Beta-D-galactofuranosidase is a good chemotherapeutic target for the design of inhibitors, since beta-D-galactofuranose is a constituent of important parasite glycoconjugates but is not present in the host mammals. With this aim, we have synthesized for the first time alkyl, benzyl and aryl 1-thio-beta-D-galactofuranosides by condensation of penta-O-benzoyl-alpha,beta-D-galactofuranose with the corresponding thiols, in the presence of SnCl4as catalyst. The complete chemical and spectroscopical characterization of these compounds showed that the reaction was stereoselective. Debenzoylation with sodium methoxide afforded the beta-S-galactofuranosides in high yield. The thioglycosides were tested as inhibitors of the beta-D- galactofuranosidase of Penicillium fellutanum, using for the first time 4-nitrophenyl-beta-D-galactofuranoside as chromogenic substrate.

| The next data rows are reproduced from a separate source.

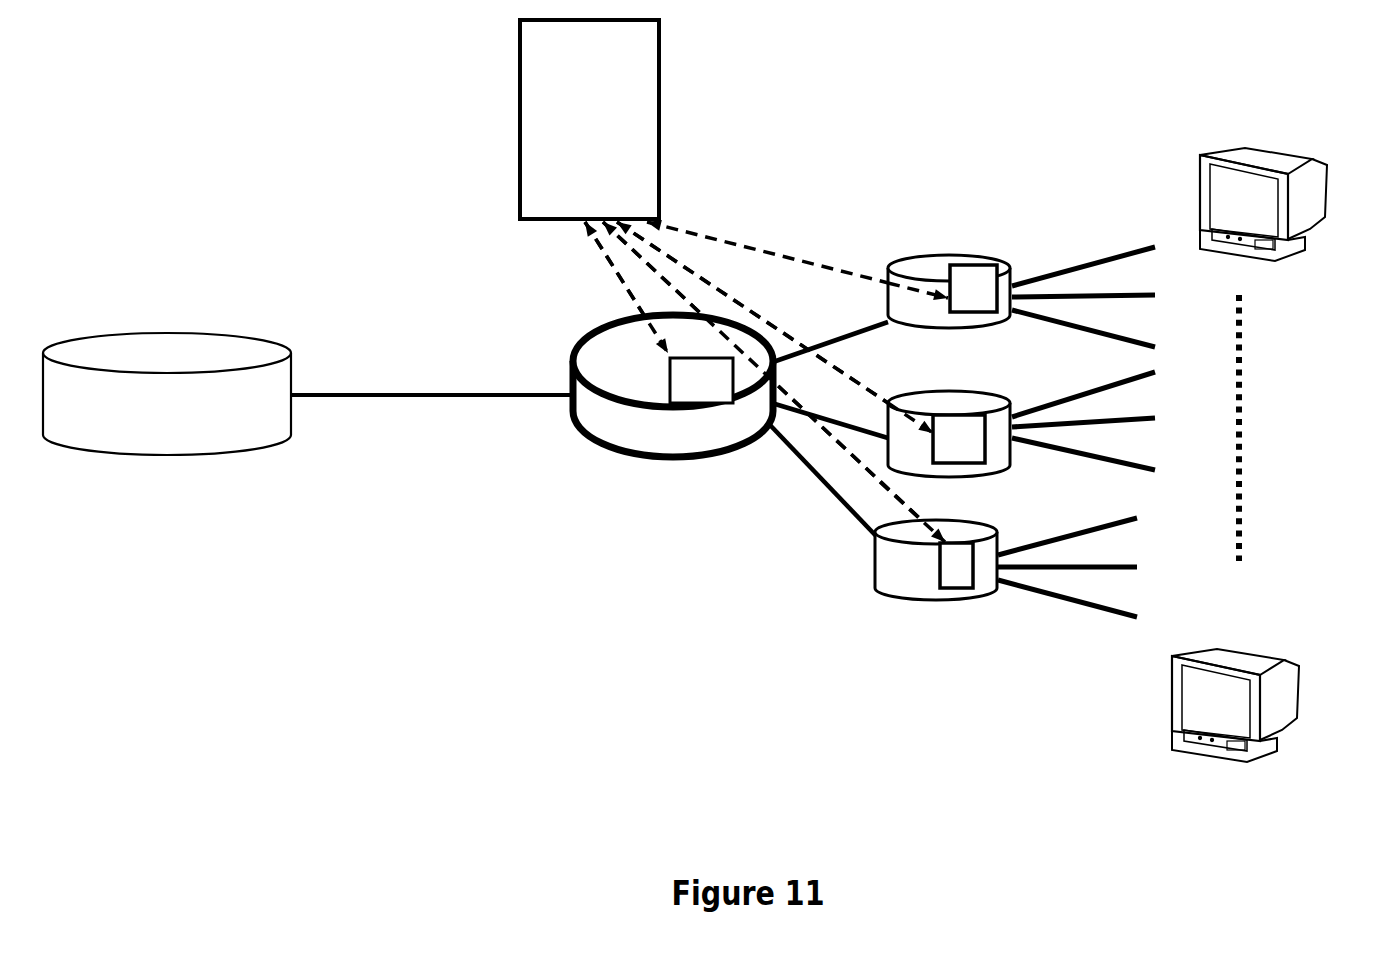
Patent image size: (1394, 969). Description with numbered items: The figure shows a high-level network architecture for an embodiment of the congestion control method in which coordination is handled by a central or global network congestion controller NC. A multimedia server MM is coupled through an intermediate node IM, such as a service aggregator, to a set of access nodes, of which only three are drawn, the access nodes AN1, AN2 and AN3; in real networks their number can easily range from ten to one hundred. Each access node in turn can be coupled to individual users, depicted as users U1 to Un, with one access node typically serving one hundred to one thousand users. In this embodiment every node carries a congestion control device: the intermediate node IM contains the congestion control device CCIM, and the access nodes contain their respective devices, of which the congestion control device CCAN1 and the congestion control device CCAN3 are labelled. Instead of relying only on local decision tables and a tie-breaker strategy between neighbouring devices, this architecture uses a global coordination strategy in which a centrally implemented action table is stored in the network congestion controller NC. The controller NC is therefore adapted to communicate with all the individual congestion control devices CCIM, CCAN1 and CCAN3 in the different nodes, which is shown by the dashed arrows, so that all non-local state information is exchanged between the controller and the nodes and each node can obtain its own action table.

The network congestion controller NC is at (589, 119).
The multimedia server MM is at (167, 417).
The intermediate node IM is at (673, 407).
The congestion control device of the intermediate node CCIM is at (697, 350).
The congestion control device of the first access node CCAN1 is at (979, 257).
The congestion control device of the third access node CCAN3 is at (927, 555).
The access node AN1 is at (962, 314).
The access node AN2 is at (970, 453).
The access node AN3 is at (936, 589).
The user U1 is at (1290, 204).
The user Un is at (1262, 705).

The 4- aminophenyl-1-thio-beta-D-galactofuranoside, obtained by catalytic hydrogenation of the nitrophenyl derivative, was the best inhibitor being then an adequate ligand for the preparation of an affinity phase aimed at the isolation of beta-d-galactofuranosidases from different sources. Also the inhibitory activity of d-galactono-1, 4-lactone was shown.